The new system is very distasteful and reeks of wish fulfillment. Imagine a group of souls floating around planning their next life together. One soul says to the others "I'll be the child and you'll be my parents. At age five, no four and a half, I'll get cancer and die and break your hearts. Then, fifty years of misery later, you'll die and we'll meet up back here and I'll point and laugh and say 'fooled ya!' Then, the next go around I'll be the parent and you two can be the children who die. It will be rousing great fun!" The idea infuriates me, to be honest. I think that's much worse than the materialist idea that when you're dead you're dead and there's no justice. I would much rather live in a universe where life is ultimately meaningless and there is no afterlife than have a universe where the Nazis made an agreement with the millions of people murdered in the Holocaust that the whole thing would be staged just to see what it would be like to gas eleven million people. Admittedly the grotesquery of such a scenario is not evidence that it is not true in itself, but it does not help the case either.

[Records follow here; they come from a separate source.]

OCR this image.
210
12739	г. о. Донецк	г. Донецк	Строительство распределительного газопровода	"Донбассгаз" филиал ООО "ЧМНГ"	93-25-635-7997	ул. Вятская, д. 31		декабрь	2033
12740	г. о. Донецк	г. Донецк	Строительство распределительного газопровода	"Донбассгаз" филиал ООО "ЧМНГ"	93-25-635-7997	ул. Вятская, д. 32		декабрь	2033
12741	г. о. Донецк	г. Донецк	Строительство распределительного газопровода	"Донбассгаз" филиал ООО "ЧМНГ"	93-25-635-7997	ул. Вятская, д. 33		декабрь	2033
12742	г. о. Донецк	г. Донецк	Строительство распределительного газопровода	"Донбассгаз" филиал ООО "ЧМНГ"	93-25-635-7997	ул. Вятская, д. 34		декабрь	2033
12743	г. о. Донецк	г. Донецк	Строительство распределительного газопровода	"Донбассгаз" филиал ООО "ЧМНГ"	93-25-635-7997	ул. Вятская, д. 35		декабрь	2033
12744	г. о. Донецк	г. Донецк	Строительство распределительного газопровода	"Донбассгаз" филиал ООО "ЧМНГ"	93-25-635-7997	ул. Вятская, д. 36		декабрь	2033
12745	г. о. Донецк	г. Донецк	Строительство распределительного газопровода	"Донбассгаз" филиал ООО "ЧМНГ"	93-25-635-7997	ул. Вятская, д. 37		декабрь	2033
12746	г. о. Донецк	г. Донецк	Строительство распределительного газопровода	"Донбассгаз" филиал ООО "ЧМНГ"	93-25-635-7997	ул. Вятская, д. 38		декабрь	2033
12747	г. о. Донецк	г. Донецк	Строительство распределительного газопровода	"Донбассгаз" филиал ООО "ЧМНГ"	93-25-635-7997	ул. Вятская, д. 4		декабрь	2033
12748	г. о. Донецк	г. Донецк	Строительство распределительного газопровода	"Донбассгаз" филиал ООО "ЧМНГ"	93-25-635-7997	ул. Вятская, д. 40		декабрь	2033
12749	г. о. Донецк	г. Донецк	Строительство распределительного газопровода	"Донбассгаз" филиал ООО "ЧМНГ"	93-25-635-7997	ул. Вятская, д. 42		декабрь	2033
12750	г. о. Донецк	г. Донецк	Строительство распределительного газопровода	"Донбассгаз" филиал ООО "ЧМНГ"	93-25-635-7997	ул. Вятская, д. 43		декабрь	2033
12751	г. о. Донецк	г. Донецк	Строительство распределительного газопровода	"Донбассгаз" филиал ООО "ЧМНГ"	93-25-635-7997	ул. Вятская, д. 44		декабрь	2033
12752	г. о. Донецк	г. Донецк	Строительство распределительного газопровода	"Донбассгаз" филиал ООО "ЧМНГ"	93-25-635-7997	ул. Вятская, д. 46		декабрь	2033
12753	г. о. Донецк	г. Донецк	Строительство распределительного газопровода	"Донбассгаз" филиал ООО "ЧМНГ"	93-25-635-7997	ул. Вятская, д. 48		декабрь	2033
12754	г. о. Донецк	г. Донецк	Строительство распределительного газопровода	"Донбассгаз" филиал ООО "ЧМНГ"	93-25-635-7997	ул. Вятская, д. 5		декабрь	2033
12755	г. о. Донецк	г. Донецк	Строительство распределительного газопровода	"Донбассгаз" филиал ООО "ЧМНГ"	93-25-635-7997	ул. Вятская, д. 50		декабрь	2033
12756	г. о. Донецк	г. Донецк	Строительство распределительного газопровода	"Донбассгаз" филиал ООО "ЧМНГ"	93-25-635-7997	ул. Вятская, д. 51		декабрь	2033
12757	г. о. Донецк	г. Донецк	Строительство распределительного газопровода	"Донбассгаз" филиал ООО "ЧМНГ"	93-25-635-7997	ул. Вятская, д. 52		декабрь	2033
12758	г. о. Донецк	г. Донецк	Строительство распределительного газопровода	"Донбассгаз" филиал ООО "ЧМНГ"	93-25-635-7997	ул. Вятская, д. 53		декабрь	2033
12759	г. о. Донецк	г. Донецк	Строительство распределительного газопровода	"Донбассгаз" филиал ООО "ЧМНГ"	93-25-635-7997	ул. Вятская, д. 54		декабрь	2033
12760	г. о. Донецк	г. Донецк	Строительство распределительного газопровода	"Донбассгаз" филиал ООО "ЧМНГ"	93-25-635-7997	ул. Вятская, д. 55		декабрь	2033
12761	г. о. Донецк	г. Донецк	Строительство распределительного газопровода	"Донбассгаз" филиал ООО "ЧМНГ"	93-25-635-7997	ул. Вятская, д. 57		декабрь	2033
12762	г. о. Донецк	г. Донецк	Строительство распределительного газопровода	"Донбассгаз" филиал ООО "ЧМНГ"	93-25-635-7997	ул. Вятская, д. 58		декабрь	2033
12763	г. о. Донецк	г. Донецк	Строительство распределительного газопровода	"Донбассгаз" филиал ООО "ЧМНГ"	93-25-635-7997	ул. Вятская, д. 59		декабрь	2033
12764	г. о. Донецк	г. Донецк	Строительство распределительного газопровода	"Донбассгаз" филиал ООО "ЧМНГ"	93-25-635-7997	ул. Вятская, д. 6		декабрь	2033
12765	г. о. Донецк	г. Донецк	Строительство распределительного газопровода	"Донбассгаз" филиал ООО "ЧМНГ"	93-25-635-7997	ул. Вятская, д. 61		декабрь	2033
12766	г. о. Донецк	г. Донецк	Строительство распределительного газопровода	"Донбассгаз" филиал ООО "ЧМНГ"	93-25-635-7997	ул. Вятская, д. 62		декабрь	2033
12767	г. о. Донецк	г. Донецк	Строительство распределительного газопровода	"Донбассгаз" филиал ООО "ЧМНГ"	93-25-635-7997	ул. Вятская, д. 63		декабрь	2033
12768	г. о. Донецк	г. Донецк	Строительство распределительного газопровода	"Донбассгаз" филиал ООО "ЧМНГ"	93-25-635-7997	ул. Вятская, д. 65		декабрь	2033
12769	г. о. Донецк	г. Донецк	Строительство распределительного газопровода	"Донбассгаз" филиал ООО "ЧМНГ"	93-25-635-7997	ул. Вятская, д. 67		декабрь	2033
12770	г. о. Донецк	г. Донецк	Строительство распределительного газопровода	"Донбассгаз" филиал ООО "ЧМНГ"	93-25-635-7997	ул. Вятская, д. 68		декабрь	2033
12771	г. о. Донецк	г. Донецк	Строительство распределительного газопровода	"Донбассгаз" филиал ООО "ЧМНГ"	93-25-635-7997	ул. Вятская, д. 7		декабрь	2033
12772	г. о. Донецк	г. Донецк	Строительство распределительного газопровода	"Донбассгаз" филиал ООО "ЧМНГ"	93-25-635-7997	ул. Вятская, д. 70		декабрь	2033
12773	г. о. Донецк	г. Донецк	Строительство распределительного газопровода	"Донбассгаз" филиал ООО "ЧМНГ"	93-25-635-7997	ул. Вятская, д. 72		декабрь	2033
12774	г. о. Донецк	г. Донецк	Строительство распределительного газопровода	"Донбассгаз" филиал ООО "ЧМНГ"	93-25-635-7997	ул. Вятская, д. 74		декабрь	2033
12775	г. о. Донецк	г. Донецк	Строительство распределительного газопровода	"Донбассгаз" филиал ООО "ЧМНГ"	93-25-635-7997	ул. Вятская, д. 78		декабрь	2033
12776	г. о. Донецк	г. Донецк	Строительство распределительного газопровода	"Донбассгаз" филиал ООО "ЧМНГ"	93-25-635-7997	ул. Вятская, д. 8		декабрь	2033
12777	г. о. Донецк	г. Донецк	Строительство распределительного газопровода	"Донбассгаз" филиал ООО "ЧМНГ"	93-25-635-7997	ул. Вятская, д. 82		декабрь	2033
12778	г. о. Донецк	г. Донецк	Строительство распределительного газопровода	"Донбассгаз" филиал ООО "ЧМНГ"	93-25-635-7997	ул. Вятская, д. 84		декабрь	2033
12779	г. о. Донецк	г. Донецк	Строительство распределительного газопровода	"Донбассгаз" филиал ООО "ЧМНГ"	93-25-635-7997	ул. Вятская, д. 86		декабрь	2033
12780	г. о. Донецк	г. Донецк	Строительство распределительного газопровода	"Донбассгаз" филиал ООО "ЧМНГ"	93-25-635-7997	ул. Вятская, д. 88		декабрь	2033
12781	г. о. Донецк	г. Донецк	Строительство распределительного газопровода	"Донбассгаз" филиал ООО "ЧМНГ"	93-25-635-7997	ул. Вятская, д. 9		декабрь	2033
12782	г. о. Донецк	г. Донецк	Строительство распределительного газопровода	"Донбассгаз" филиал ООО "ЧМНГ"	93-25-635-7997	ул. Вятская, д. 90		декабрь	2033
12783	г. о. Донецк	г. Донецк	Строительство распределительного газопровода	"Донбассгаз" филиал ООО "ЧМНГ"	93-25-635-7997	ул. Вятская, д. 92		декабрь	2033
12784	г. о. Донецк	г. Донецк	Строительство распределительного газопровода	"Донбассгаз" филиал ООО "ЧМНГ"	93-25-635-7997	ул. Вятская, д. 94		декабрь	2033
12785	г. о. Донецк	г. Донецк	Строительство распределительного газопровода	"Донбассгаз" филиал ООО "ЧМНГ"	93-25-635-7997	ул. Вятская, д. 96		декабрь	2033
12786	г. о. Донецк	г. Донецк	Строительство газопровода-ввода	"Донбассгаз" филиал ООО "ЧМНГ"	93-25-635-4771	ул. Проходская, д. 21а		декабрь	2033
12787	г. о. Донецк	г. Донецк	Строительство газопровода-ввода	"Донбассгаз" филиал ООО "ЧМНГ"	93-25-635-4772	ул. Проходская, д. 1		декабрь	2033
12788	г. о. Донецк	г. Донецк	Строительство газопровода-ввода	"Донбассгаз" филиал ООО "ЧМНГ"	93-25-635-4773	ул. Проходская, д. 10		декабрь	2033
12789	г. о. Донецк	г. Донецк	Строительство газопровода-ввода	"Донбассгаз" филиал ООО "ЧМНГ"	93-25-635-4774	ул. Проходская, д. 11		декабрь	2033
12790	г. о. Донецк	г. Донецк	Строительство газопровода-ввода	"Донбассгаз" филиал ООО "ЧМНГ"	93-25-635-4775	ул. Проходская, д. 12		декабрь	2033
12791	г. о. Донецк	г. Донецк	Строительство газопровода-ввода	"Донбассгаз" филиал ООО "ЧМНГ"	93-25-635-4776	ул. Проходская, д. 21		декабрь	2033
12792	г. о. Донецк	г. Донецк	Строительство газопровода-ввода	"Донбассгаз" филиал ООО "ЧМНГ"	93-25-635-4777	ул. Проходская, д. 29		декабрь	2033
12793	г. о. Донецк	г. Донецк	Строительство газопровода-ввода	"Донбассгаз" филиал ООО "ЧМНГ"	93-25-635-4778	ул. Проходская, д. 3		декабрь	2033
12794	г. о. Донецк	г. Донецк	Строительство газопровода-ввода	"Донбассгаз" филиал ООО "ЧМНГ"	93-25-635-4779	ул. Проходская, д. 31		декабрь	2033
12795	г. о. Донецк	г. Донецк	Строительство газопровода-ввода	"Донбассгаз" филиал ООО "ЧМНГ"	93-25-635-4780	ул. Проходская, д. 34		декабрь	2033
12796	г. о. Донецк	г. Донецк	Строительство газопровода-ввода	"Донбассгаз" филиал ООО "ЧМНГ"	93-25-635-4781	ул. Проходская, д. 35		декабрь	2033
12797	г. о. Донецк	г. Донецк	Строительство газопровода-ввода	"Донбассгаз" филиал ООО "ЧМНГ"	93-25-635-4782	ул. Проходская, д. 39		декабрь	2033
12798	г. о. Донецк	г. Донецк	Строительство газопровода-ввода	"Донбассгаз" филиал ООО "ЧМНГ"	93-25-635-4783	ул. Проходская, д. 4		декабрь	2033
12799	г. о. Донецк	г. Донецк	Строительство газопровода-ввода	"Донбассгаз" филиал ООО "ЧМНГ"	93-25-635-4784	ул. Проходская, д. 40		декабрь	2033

It is also not helped by the types of evidence that are available to support either system. The old system, which recapitulates everything we know from earthly psychology, is attested to through near death experiences that reveal our mental state and personalities are pretty much the same after death as before, and through spontaneously remembered past lives of children that often turn out to be phenomenally accurate when later investigated. Enlightened sages also attest to the veracity of the old system through the remembrance of their past lives.

The primary evidence for the new system is through hypnosis of adults, that sometimes does produce highly accurate results (which could be more akin to a form of remote viewing), but a lot of times these memories are false, crafted by the imagination of the subject and the leading of the hypnotist. The new system is also, sometimes, attested to by channeled material, but by no means all. Some channeled material flatly denies the existence of reincarnation, other spirits admit they don't know, and some affirm the old system. The spirits that talk about group souls, of instant enlightenment following death, of coming to Earth to experience things no sane person would ever want to experience such as disease, disasters, and war, and flat out deny the existence of good and evil, seem to me to be lower spirits. Whether malicious or simply tricksters (like Internet trolls of the spirit world), they will say whatever gets them the most attention, and earthly interlocutors receiving confirmation of their desires pass it along in books that say you can literally create your reality and that morality is for squares. As John admonishes in his first epistle, we are to test the spirits to see if they are of God. Anyone from the other side can say they are advanced spirits with brilliant insight into the workings of the universe, and that is why we must use our reason and intelligence to see if what they say makes sense.

In the light of the evidence and the moral implications I would have to say that if reincarnation does exist it seems far more likely that the old system with a gradual progression from ignorance to perfection is correct.